Aug 28, 2023 - Health

Louisiana MMR vaccine rates dip below community immunity threshold

Data: CDC; Map: Kavya Beheraj/Axios
Data: CDC; Map: Kavya Beheraj/Axios

Louisiana's measles vaccination coverage has dipped below the threshold generally accepted to prevent community transmission.

Why it matters: "Measles is one of the most infectious diseases known to mankind," Louisiana state health officer and medical doctor Joseph Kanter tells Axios, but outbreaks are "entirely preventable" through vaccination.

State of play: Louisiana has some of the nation's loosest exemption laws for families wishing to forgo childhood vaccinations, Kanter says, but historically some of the highest vaccination rates.

  • The state does not require notarized letters or doctors' notes for exemptions. Families just submit written notice that they have "medical, religious or philosophical reasons" for opting out.
  • The measles-mumps-rubella vaccine is typically scheduled for children around 1 and 4 years of age.
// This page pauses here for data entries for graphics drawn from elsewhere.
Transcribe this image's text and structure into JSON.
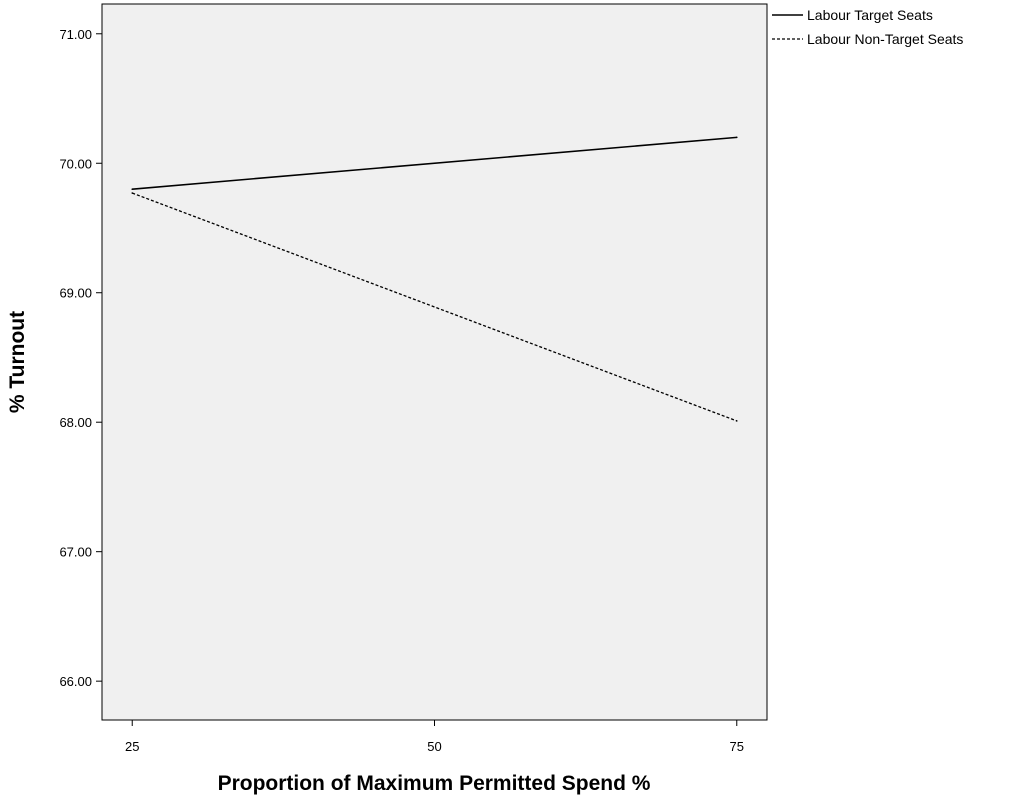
{
  "chart_data": {
    "type": "line",
    "title": "",
    "xlabel": "Proportion of Maximum Permitted Spend %",
    "ylabel": "% Turnout",
    "x": [
      25,
      75
    ],
    "x_ticks": [
      "25",
      "50",
      "75"
    ],
    "x_tick_values": [
      25,
      50,
      75
    ],
    "xlim": [
      22.5,
      77.5
    ],
    "y_ticks": [
      "66.00",
      "67.00",
      "68.00",
      "69.00",
      "70.00",
      "71.00"
    ],
    "y_tick_values": [
      66,
      67,
      68,
      69,
      70,
      71
    ],
    "ylim": [
      65.7,
      71.23
    ],
    "grid": false,
    "legend_position": "top-right, outside plot area",
    "plot_background": "#f0f0f0",
    "series": [
      {
        "name": "Labour Target Seats",
        "values": [
          69.8,
          70.2
        ],
        "line_style": "solid",
        "color": "#000000"
      },
      {
        "name": "Labour Non-Target Seats",
        "values": [
          69.77,
          68.01
        ],
        "line_style": "dashed",
        "color": "#000000"
      }
    ]
  }
}
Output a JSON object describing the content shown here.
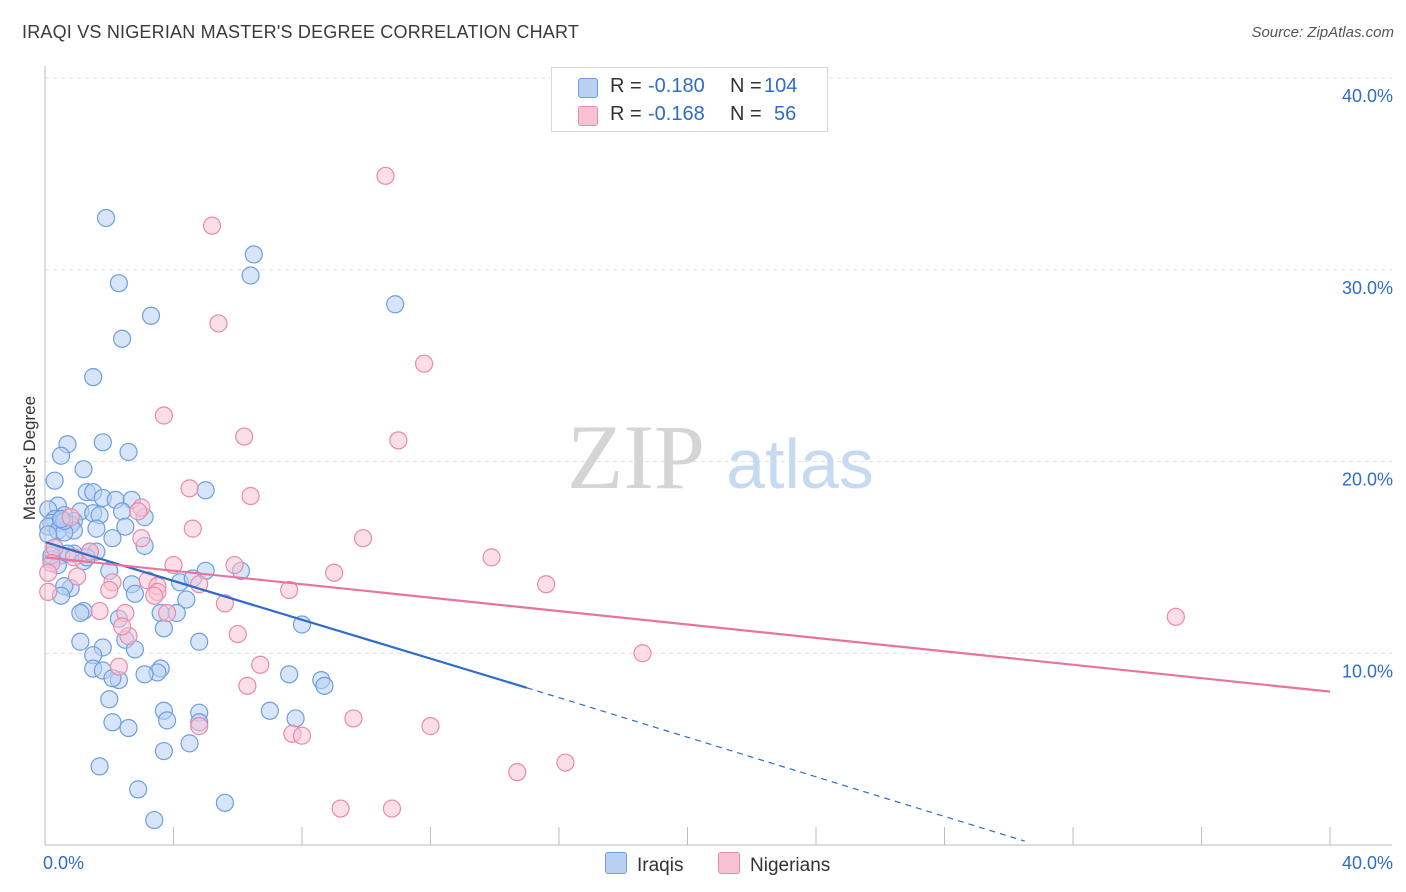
{
  "title": "IRAQI VS NIGERIAN MASTER'S DEGREE CORRELATION CHART",
  "source": "Source: ZipAtlas.com",
  "watermark": {
    "zip": "ZIP",
    "atlas": "atlas"
  },
  "legend": {
    "r_label": "R = ",
    "n_label": "N = ",
    "rows": [
      {
        "name": "Iraqis",
        "r": "-0.180",
        "n": "104",
        "color": "#6d9fe0",
        "fill": "#b8d0f2"
      },
      {
        "name": "Nigerians",
        "r": "-0.168",
        "n": "56",
        "color": "#e98aaa",
        "fill": "#f7c3d4"
      }
    ]
  },
  "chart_data": {
    "type": "scatter",
    "title": "IRAQI VS NIGERIAN MASTER'S DEGREE CORRELATION CHART",
    "xlabel": "",
    "ylabel": "Master's Degree",
    "xlim": [
      0,
      40
    ],
    "ylim": [
      0,
      40
    ],
    "x_tick_labels": [
      "0.0%",
      "40.0%"
    ],
    "y_tick_labels": [
      "10.0%",
      "20.0%",
      "30.0%",
      "40.0%"
    ],
    "y_ticks": [
      10,
      20,
      30,
      40
    ],
    "series": [
      {
        "name": "Iraqis",
        "color": "#6d9fe0",
        "fill": "#b8d0f2",
        "line_color": "#2f6cc8",
        "trend": {
          "x0": 0,
          "y0": 15.8,
          "x1": 15,
          "y1": 8.2,
          "dashed_to_x": 30.5,
          "dashed_to_y": 0.2
        },
        "points": [
          [
            1.9,
            32.7
          ],
          [
            6.5,
            30.8
          ],
          [
            2.3,
            29.3
          ],
          [
            6.4,
            29.7
          ],
          [
            10.9,
            28.2
          ],
          [
            3.3,
            27.6
          ],
          [
            2.4,
            26.4
          ],
          [
            1.5,
            24.4
          ],
          [
            0.7,
            20.9
          ],
          [
            1.8,
            21.0
          ],
          [
            0.5,
            20.3
          ],
          [
            2.6,
            20.5
          ],
          [
            1.2,
            19.6
          ],
          [
            0.3,
            19.0
          ],
          [
            5.0,
            18.5
          ],
          [
            1.3,
            18.4
          ],
          [
            1.5,
            18.4
          ],
          [
            1.8,
            18.1
          ],
          [
            2.2,
            18.0
          ],
          [
            2.7,
            18.0
          ],
          [
            0.4,
            17.7
          ],
          [
            0.1,
            17.5
          ],
          [
            1.1,
            17.4
          ],
          [
            1.5,
            17.3
          ],
          [
            2.4,
            17.4
          ],
          [
            1.7,
            17.2
          ],
          [
            0.6,
            17.2
          ],
          [
            0.3,
            17.0
          ],
          [
            0.9,
            16.9
          ],
          [
            3.1,
            17.1
          ],
          [
            0.2,
            16.8
          ],
          [
            0.5,
            16.8
          ],
          [
            0.8,
            16.7
          ],
          [
            0.1,
            16.6
          ],
          [
            0.4,
            16.4
          ],
          [
            1.6,
            16.5
          ],
          [
            2.5,
            16.6
          ],
          [
            0.9,
            16.4
          ],
          [
            0.6,
            16.3
          ],
          [
            0.1,
            16.2
          ],
          [
            2.1,
            16.0
          ],
          [
            0.3,
            15.5
          ],
          [
            1.4,
            15.3
          ],
          [
            0.9,
            15.2
          ],
          [
            0.5,
            15.1
          ],
          [
            1.6,
            15.3
          ],
          [
            0.2,
            14.9
          ],
          [
            1.2,
            14.8
          ],
          [
            0.4,
            14.6
          ],
          [
            2.0,
            14.3
          ],
          [
            5.0,
            14.3
          ],
          [
            6.1,
            14.3
          ],
          [
            4.2,
            13.7
          ],
          [
            2.7,
            13.6
          ],
          [
            0.8,
            13.4
          ],
          [
            0.6,
            13.5
          ],
          [
            0.5,
            13.0
          ],
          [
            4.4,
            12.8
          ],
          [
            1.2,
            12.2
          ],
          [
            1.1,
            12.1
          ],
          [
            3.6,
            12.1
          ],
          [
            4.1,
            12.1
          ],
          [
            2.3,
            11.8
          ],
          [
            8.0,
            11.5
          ],
          [
            3.7,
            11.3
          ],
          [
            1.1,
            10.6
          ],
          [
            2.5,
            10.7
          ],
          [
            4.8,
            10.6
          ],
          [
            2.8,
            10.2
          ],
          [
            1.8,
            10.3
          ],
          [
            1.5,
            9.9
          ],
          [
            3.6,
            9.2
          ],
          [
            1.5,
            9.2
          ],
          [
            1.8,
            9.1
          ],
          [
            3.5,
            9.0
          ],
          [
            7.6,
            8.9
          ],
          [
            3.1,
            8.9
          ],
          [
            2.3,
            8.6
          ],
          [
            2.1,
            8.7
          ],
          [
            8.6,
            8.6
          ],
          [
            8.7,
            8.3
          ],
          [
            2.0,
            7.6
          ],
          [
            3.7,
            7.0
          ],
          [
            4.8,
            6.9
          ],
          [
            7.0,
            7.0
          ],
          [
            7.8,
            6.6
          ],
          [
            3.8,
            6.5
          ],
          [
            4.8,
            6.4
          ],
          [
            2.1,
            6.4
          ],
          [
            2.6,
            6.1
          ],
          [
            4.5,
            5.3
          ],
          [
            3.7,
            4.9
          ],
          [
            1.7,
            4.1
          ],
          [
            2.9,
            2.9
          ],
          [
            5.6,
            2.2
          ],
          [
            3.4,
            1.3
          ],
          [
            0.6,
            16.9
          ],
          [
            0.7,
            15.2
          ],
          [
            1.3,
            15.0
          ],
          [
            0.2,
            15.1
          ],
          [
            3.1,
            15.6
          ],
          [
            2.8,
            13.1
          ],
          [
            4.6,
            13.9
          ],
          [
            0.5,
            17.0
          ]
        ]
      },
      {
        "name": "Nigerians",
        "color": "#e98aaa",
        "fill": "#f7c3d4",
        "line_color": "#e8749c",
        "trend": {
          "x0": 0,
          "y0": 15.0,
          "x1": 40,
          "y1": 8.0
        },
        "points": [
          [
            10.6,
            34.9
          ],
          [
            5.2,
            32.3
          ],
          [
            5.4,
            27.2
          ],
          [
            11.8,
            25.1
          ],
          [
            3.7,
            22.4
          ],
          [
            6.2,
            21.3
          ],
          [
            11.0,
            21.1
          ],
          [
            4.5,
            18.6
          ],
          [
            6.4,
            18.2
          ],
          [
            0.8,
            17.1
          ],
          [
            3.0,
            17.6
          ],
          [
            2.9,
            17.4
          ],
          [
            4.6,
            16.5
          ],
          [
            9.9,
            16.0
          ],
          [
            3.0,
            16.0
          ],
          [
            0.3,
            15.5
          ],
          [
            1.4,
            15.3
          ],
          [
            0.9,
            15.0
          ],
          [
            13.9,
            15.0
          ],
          [
            0.2,
            14.7
          ],
          [
            4.0,
            14.6
          ],
          [
            5.9,
            14.6
          ],
          [
            0.1,
            14.2
          ],
          [
            9.0,
            14.2
          ],
          [
            3.2,
            13.8
          ],
          [
            2.1,
            13.7
          ],
          [
            3.5,
            13.5
          ],
          [
            4.8,
            13.6
          ],
          [
            15.6,
            13.6
          ],
          [
            7.6,
            13.3
          ],
          [
            2.0,
            13.3
          ],
          [
            3.5,
            13.2
          ],
          [
            3.4,
            13.0
          ],
          [
            0.1,
            13.2
          ],
          [
            5.6,
            12.6
          ],
          [
            1.7,
            12.2
          ],
          [
            2.5,
            12.1
          ],
          [
            3.8,
            12.1
          ],
          [
            35.2,
            11.9
          ],
          [
            6.0,
            11.0
          ],
          [
            2.6,
            10.9
          ],
          [
            18.6,
            10.0
          ],
          [
            6.7,
            9.4
          ],
          [
            2.3,
            9.3
          ],
          [
            6.3,
            8.3
          ],
          [
            9.6,
            6.6
          ],
          [
            12.0,
            6.2
          ],
          [
            4.8,
            6.2
          ],
          [
            7.7,
            5.8
          ],
          [
            8.0,
            5.7
          ],
          [
            16.2,
            4.3
          ],
          [
            14.7,
            3.8
          ],
          [
            9.2,
            1.9
          ],
          [
            10.8,
            1.9
          ],
          [
            1.0,
            14.0
          ],
          [
            2.4,
            11.4
          ]
        ]
      }
    ]
  }
}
By the numbers: Vaccine exemptions for kindergartners are slowly creeping up nationally and in Louisiana, according to CDC data gathered by Axios' Alex Fitzpatrick and Kavya Beheraj.

  • In Louisiana, 1.1% of kindergartners were exempted in 2022, below the national average of 2.7%.
  • For measles specifically, 95% of a community should be vaccinated to prevent spread, according to Kanter, and Louisiana dropped to 93.5% for the 2021-2022 school year.

What he's saying: Put simply, Kanter says, "I don't like the direction we're heading."

Exactly why medical experts are seeing the downward trend in vaccination rates is a little unclear, but likely a mix of several factors.

  • The anti-vaccination community got more organized and vocal during the coronavirus pandemic, but rates were slipping even before 2020.
  • The pandemic also upended many families' routine health care checkups.

What we're watching: Kanter hopes the latest data is "a blip" and not a continuing trend as families get back into their pre-pandemic routines and medical professionals fight against misinformation.

  • "This is the alarm bell," he says. "It takes years — sometimes decades — to recover lost ground. Sometimes it takes longer to recover lost trust for the people who have fallen victim to false truths out there."